UA preliminary investigation was opened on Wednesday April 27 after a wave of malicious acts of unprecedented scale targeting the national fiber optic network, said the Paris prosecutor’s office. The cyber section of this prosecutor’s office has opened an investigation on the counts of “deterioration of property likely to harm the fundamental interests of the Nation”, “obstructing an automated data processing system” and “criminal association”, concerning these incidents that on Wednesday led to slowdowns and cuts in Internet access in several major French cities, including Grenoble, Besançon, Reims and Strasbourg.

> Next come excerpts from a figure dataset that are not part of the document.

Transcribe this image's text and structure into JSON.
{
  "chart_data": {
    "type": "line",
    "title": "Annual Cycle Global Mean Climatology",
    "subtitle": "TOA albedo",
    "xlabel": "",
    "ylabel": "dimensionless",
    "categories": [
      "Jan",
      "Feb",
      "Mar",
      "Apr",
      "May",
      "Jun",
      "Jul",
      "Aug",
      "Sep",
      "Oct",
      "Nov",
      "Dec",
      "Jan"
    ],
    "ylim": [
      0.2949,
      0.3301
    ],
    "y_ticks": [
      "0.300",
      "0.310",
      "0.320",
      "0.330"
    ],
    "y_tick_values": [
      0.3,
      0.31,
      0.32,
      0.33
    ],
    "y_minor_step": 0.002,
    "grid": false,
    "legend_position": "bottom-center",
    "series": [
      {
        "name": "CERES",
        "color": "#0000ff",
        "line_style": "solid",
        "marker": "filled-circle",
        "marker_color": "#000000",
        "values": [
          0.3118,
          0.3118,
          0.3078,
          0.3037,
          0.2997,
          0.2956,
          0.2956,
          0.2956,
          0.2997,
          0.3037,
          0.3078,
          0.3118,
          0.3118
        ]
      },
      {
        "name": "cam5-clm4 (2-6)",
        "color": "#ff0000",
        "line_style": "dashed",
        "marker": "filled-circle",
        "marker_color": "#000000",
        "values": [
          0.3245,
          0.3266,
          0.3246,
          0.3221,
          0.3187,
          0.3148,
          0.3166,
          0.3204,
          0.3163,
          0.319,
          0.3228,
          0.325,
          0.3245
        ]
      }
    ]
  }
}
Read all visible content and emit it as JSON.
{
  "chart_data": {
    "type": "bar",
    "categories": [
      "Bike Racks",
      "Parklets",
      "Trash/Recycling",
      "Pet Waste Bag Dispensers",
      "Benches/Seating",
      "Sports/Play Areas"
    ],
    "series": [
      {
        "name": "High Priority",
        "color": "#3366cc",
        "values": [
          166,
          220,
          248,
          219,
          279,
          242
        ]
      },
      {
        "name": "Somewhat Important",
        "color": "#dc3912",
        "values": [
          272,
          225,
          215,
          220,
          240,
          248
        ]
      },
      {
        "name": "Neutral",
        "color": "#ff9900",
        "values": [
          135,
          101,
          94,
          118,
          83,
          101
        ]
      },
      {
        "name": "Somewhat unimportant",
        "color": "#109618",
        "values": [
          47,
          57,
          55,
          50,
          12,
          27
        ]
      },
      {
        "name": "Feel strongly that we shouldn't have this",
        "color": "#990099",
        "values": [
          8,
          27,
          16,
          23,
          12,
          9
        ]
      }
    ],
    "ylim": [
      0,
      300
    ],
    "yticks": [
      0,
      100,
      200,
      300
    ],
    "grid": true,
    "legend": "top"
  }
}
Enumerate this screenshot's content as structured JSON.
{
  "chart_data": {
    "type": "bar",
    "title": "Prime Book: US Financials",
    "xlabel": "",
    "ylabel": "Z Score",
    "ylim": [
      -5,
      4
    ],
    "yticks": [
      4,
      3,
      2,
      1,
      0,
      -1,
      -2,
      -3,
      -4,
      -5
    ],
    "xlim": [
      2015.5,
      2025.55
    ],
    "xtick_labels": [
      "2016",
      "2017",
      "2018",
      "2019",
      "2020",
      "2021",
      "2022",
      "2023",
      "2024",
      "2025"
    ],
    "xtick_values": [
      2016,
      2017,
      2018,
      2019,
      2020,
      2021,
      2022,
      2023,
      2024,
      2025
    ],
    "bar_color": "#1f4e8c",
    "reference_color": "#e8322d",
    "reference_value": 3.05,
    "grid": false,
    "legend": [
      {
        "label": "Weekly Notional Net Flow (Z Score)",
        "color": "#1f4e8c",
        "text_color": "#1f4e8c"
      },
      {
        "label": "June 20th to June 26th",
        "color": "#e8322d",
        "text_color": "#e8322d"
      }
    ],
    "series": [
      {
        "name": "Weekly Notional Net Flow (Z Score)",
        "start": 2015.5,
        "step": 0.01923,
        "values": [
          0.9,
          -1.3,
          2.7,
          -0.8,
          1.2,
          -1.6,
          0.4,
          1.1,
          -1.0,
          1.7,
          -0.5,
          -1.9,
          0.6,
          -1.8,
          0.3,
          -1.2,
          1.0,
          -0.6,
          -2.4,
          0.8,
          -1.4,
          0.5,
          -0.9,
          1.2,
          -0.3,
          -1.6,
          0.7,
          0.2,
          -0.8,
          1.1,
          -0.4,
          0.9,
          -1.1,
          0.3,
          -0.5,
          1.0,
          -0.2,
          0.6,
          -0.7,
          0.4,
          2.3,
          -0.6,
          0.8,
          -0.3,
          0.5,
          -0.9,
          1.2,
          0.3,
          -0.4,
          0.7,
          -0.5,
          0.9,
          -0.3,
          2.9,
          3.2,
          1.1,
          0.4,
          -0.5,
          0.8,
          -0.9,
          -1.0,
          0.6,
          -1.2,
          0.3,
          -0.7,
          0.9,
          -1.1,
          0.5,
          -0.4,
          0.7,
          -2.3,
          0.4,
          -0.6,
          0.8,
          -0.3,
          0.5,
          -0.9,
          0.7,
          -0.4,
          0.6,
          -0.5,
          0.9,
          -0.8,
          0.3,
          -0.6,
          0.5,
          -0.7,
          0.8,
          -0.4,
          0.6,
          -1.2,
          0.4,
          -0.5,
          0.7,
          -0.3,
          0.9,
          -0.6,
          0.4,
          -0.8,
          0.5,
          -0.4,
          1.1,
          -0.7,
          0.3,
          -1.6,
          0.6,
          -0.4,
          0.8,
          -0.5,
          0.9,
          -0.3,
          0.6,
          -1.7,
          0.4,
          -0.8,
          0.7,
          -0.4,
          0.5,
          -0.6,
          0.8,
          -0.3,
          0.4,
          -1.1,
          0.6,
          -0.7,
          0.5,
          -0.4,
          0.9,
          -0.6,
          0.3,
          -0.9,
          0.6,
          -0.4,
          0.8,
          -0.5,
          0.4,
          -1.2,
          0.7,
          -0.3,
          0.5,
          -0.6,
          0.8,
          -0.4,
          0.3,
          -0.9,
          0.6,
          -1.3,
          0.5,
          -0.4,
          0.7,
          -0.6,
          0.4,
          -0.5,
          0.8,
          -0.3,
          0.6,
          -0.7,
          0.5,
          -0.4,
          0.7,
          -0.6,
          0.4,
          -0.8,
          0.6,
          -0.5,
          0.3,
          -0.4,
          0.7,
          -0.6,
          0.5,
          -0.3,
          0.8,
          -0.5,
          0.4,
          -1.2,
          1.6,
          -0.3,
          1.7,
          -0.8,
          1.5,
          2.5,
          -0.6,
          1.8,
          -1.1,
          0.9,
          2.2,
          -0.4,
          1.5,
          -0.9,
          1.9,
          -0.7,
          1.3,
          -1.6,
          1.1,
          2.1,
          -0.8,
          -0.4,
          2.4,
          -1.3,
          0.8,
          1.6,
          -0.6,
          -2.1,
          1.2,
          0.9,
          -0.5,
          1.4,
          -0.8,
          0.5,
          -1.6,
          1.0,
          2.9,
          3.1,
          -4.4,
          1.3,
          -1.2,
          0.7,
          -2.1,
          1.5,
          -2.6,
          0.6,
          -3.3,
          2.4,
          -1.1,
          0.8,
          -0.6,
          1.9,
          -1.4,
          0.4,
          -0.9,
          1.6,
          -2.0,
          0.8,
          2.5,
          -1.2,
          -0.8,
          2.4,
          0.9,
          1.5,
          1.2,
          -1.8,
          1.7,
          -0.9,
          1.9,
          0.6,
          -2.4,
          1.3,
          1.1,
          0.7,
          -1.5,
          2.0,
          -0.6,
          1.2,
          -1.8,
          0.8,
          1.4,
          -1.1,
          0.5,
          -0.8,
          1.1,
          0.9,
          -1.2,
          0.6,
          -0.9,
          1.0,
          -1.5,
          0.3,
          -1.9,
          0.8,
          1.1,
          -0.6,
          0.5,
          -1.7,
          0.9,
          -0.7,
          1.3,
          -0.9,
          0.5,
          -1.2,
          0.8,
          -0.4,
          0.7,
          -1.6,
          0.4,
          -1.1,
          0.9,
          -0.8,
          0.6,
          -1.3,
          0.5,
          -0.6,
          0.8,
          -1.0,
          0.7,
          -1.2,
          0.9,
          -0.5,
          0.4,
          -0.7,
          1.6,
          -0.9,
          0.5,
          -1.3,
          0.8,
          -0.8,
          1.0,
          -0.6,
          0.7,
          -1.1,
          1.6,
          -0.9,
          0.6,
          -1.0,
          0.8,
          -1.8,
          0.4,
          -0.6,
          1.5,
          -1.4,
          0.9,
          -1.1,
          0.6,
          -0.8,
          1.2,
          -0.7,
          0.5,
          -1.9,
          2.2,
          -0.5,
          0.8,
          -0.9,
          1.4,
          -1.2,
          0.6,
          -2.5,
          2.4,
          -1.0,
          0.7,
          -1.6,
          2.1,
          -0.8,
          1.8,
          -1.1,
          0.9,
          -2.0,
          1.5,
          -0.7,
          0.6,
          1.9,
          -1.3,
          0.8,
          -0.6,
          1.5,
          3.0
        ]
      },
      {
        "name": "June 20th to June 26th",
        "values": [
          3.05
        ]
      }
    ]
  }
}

It is the Free operator which seems the most widely impacted. On Twitter, he reported “multiple malicious acts” that occurred on his fiber network overnight. According to Free, the resulting disruptions are now “limited”.

“The attacks took place tonight at 4 a.m. Since this morning, the teams have been mobilized,” the operator told AFP, hoping that the network will be “restored during the day”. The operator SFR, also concerned, confirmed “several fiber cuts” around Lyon and in Île-de-France, the origin of which “is unknown”. “Teams are on deck” and “work is in progress,” the company continued.

On the other hand, their competitor Bouygues Telecom “does not use the links affected by these malfunctions and mobile and fixed services are provided normally,” the group told AFP. “Three of Free’s four thoroughfares, which form the backbone of their network, have been vandalized,” other sources said. On Twitter, several of the operator’s customers in Grenoble and Strasbourg complained of no longer having any Internet speed via their Freebox after a cut that occurred overnight.

In Strasbourg, the “cloud” service provider (dematerialized computing) Agora Calycé had also announced at 7:25 a.m. on Twitter that it was “currently suffering from a national multi-operator incident” which affects customers “connected to fiber”. “It’s a bit like if highways were cut and traffic had to be redirected to national ones,” commented Sami Slim, managing director of Telehouse, one of the hubs of Internet traffic in France. By building new “roads” to bypass the disruptions, “it works, there may be small cuts here and there, but the internet works,” he added.